La muerte, en nuestro entorno, pasa a segundo plano: en lo virtual, deviene espectáculo, en lo real ni se presenta, ni se muestra. Se la propone como ausencia y, en noviembre, transitamos desde la memoria amable que pone flores en la tumba de quien de algún modo nos acompaña, al disfraz de zombie, de muerto viviente, que hace de los cadáveres una amenaza para quien todavía vive. Retorna cierta tradición herética cristiana que ve en la muerte del nazareno un “como si”. Para el Docetismo todo lo histórico del Cristo es mera apariencia, porque no cabe la comunión de lo divino y lo humano –dada la bajeza de la realidad humana-. Nuestro entorno hoy, no tan creyente, asume un docetismo sin Dios: nuestra muerte se reduce a pura apariencia y toda apariencia puede ser cambiada. Adornamos a nuestros difuntos y, de camino, también nuestros fracasos.

domingo, 29 de abril de 2018

Resistencia a la pura antropología

“No serviré más a un señor que se me puede morir”, se atribuye a Borja al contemplar el cadáver de la emperatriz Isabel. No es alarde de ego. También el “yo” muere. Ni espiritualismo, porque tiene una tarea en esta historia. Apuesta por el Otro. A duras penas, solo una parte de la teología consigue oponerse al giro copernicano que hace del pensamiento antropología. Kant formula así: “Qué podemos conocer. Qué debemos hacer. Qué nos cabe esperar.
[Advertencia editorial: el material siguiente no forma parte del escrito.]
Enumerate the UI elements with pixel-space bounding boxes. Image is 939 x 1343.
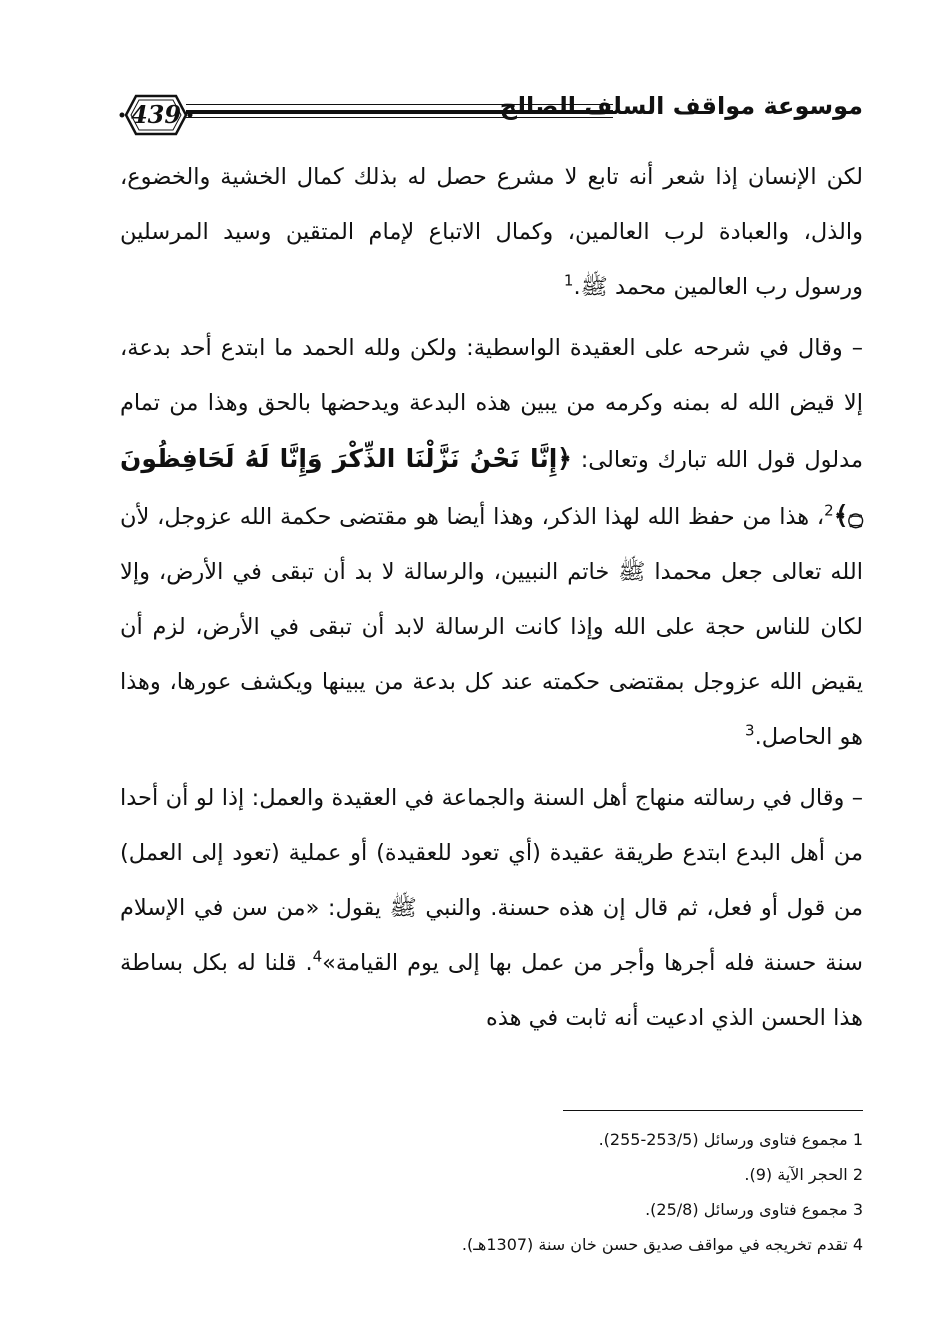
paragraph-2	[120, 321, 863, 765]
running-title: موسوعة مواقف السلف الصالح	[499, 92, 863, 120]
footnote-ref-2: 2	[824, 501, 834, 520]
quran-verse: ﴿إِنَّا نَحْنُ نَزَّلْنَا الذِّكْرَ وَإِنَّا لَهُ لَحَافِظُونَ ۝﴾	[120, 444, 863, 530]
footnote-ref-4: 4	[312, 947, 323, 966]
page-number-badge	[118, 92, 194, 138]
body-text	[120, 150, 863, 1052]
paragraph-3	[120, 771, 863, 1046]
footnote-4: 4 تقدم تخريجه في مواقف صديق حسن خان سنة (1307هـ).	[461, 1235, 863, 1254]
footnote-2: 2 الحجر الآية (9).	[744, 1165, 863, 1184]
page-number: 439	[130, 100, 182, 129]
paragraph-1-text: لكن الإنسان إذا شعر أنه تابع لا مشرع حصل له بذلك كمال الخشية والخضوع، والذل، والعبادة لرب العالمين، وكمال الاتباع لإمام المتقين وسيد المرسلين ورسول رب العالمين محمد ﷺ.	[120, 164, 863, 300]
paragraph-2-text: – وقال في شرحه على العقيدة الواسطية: ولكن ولله الحمد ما ابتدع أحد بدعة، إلا قيض الله له بمنه وكرمه من يبين هذه البدعة ويدحضها بالحق وهذا من تمام مدلول قول الله تبارك وتعالى:	[120, 335, 864, 473]
page-header	[118, 92, 863, 142]
footnote-ref-3: 3	[745, 721, 755, 740]
footnote-ref-1: 1	[563, 271, 574, 290]
footnote-1: 1 مجموع فتاوى ورسائل (253/5-255).	[598, 1130, 863, 1149]
paragraph-1	[120, 150, 863, 315]
paragraph-2-continuation: ، هذا من حفظ الله لهذا الذكر، وهذا أيضا هو مقتضى حكمة الله عزوجل، لأن الله تعالى جعل محمدا ﷺ خاتم النبيين، والرسالة لا بد أن تبقى في الأرض، وإلا لكان للناس حجة على الله وإذا كانت الرسالة لابد أن تبقى في الأرض، لزم أن يقيض الله عزوجل بمقتضى حكمته عند كل بدعة من يبينها ويكشف عورها، وهذا هو الحاصل.	[120, 504, 863, 750]
paragraph-3-continuation: . قلنا له بكل بساطة هذا الحسن الذي ادعيت أنه ثابت في هذه	[120, 950, 863, 1031]
footnote-3: 3 مجموع فتاوى ورسائل (25/8).	[645, 1200, 863, 1219]
paragraph-3-text: – وقال في رسالته منهاج أهل السنة والجماعة في العقيدة والعمل: إذا لو أن أحدا من أهل البدع ابتدع طريقة عقيدة (أي تعود للعقيدة) أو عملية (تعود إلى العمل) من قول أو فعل، ثم قال إن هذه حسنة. والنبي ﷺ يقول: «من سن في الإسلام سنة حسنة فله أجرها وأجر من عمل بها إلى يوم القيامة»	[120, 785, 863, 976]
footnote-separator	[563, 1110, 863, 1111]
footnotes	[120, 1125, 863, 1265]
En resumen, qué es el hombre”. Al observar la entrada en Jerusalén de aquel nazareno, sobre un pollino –referencia davídica-, podemos imaginar un cristianismo que no formula su pensar desde la pura antropología. Levinas –de tradición judía- también lo apunta: pensar es reconocer la otredad. También con mayúscula: en su diferencia y en su misterio. Ahí solo cabe la responsabilidad.

martes, 17 de abril de 2018

Tomás de Aquino

Cuando Foucault dice que el “ser humano” es una creación del siglo XIX, ¿supone que no existía un concepto más o menos universal de humanidad en la cultura occidental? En el s. XIII, para Aquino todas las personas forman parte de la “clase de cosa” que es  “humana”: sólo la presencia de determinadas cualidades materiales y racionales (espirituales) justifican predicar el carácter humano de una realidad. Sustancia, accidente, materia y forma, entre otros, son términos con los que Aquino intenta dar cuenta de nuestra experiencia del mundo. Kopleston SJ (Aquino, 1995) lo dibuja como una síntesis con tres patas: la filosofía del sentido común (las cosas son lo que son); el empeño aristotélico de poner palabras al fundamento real de nuestro conocimiento; y, finalmente, la confianza en la trascendencia de nuestra Historia. Todo un programa.